I have been listening to and enjoying this CD at intervals over the past several months. At some point, being so handily close by, it became my touchstone in the assessment of other choral albums that came my way. Of those that had to stand in comparison, few made the cut. The performances by the Choir of Clare College, Cambridge and the Dmitri Ensemble under Graham Ross are simply exemplary.

Imogen Holst (1907-1984) was the sole child of composer Gustav Holst.
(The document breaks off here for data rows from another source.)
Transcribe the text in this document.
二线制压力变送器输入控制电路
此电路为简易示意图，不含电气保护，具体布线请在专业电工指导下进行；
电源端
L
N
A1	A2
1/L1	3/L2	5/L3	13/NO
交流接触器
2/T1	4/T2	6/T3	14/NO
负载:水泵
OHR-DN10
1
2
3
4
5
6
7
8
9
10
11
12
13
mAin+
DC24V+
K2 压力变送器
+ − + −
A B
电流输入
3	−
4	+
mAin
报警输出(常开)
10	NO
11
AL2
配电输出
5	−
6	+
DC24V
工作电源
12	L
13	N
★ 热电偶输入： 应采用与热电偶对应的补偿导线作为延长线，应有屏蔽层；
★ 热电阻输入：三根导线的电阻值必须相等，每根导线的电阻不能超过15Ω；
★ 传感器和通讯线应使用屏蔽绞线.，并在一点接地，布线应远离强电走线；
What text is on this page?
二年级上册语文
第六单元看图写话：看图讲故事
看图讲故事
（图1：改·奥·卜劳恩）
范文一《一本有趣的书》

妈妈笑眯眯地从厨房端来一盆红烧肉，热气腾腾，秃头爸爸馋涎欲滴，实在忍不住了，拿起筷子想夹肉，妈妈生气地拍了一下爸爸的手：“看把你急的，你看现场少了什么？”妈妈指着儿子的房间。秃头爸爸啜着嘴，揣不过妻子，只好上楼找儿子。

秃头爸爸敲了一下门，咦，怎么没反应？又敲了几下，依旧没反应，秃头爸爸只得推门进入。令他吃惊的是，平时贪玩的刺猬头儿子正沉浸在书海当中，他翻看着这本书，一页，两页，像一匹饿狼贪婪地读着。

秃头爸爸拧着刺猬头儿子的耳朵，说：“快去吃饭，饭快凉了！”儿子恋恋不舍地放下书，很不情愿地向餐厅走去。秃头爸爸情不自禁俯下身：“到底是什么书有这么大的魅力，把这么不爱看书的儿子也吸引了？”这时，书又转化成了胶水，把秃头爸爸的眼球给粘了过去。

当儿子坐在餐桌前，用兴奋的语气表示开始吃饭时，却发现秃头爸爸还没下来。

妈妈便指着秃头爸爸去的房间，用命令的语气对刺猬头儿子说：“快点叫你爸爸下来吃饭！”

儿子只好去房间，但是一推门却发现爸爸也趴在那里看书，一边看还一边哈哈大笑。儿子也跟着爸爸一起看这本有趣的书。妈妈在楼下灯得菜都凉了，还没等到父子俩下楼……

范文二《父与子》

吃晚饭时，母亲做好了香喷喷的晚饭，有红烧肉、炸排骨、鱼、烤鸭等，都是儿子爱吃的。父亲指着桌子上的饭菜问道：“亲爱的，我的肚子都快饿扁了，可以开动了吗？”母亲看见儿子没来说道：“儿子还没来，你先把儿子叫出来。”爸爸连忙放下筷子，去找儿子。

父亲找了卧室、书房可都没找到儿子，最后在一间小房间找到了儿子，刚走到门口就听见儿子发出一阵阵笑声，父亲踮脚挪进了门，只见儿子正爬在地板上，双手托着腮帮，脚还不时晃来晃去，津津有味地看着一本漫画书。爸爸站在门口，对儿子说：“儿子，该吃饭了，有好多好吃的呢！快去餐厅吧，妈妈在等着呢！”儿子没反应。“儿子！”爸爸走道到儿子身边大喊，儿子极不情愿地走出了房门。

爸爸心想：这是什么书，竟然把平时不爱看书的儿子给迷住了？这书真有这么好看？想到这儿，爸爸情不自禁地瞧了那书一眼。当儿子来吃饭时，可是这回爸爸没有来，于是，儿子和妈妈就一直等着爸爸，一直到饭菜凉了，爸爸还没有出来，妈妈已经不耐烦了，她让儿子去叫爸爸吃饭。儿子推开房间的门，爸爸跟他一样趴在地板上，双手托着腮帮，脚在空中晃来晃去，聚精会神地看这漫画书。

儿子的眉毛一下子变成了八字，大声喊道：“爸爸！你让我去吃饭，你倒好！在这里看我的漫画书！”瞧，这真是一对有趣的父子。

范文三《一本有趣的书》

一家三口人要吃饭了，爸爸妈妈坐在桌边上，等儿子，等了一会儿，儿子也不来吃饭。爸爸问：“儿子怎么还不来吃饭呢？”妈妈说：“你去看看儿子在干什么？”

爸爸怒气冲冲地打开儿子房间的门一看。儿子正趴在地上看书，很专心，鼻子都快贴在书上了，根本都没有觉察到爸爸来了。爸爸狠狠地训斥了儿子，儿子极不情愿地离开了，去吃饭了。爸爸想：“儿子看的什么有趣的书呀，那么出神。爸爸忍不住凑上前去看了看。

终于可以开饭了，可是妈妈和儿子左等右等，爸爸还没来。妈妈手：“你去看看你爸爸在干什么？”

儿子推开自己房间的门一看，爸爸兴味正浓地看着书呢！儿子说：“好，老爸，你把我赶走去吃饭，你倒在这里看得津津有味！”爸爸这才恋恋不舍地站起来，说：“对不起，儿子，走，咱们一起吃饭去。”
She was a composer, teacher and performer. The music on this Harmonia Mundi CD spans some 45 years, and includes sacred and secular works for chorus, as well as her orchestration of Benjamin Britten's cantata Rejoice in the Lamb. Her harmonic language clearly modulates over time, but remains tonal, even if it might be hard to hum the tonic in places.

Very little of Ms. Holst's considerable output has ever been recorded; all of the performances here are world premiere recordings. I have to admit that I hesitated a little in posting this on Expedition Audio. It took time to warm to some of the music- the Three Psalms of 1943 for example required a bit more familiarity. Other pieces were immediately and effortlessly enjoyable, in particular the settings of six poems by John Keats, Welcome Joy and Welcome Sorrow for female chorus and harp, and the wonderful Mass in A minor which opens the program.

There was no hesitation whatsoever in regard to the performances. The engineer for the recording is John Rutter and the sound quality from Harmonia Mundi is all that we have come to expect.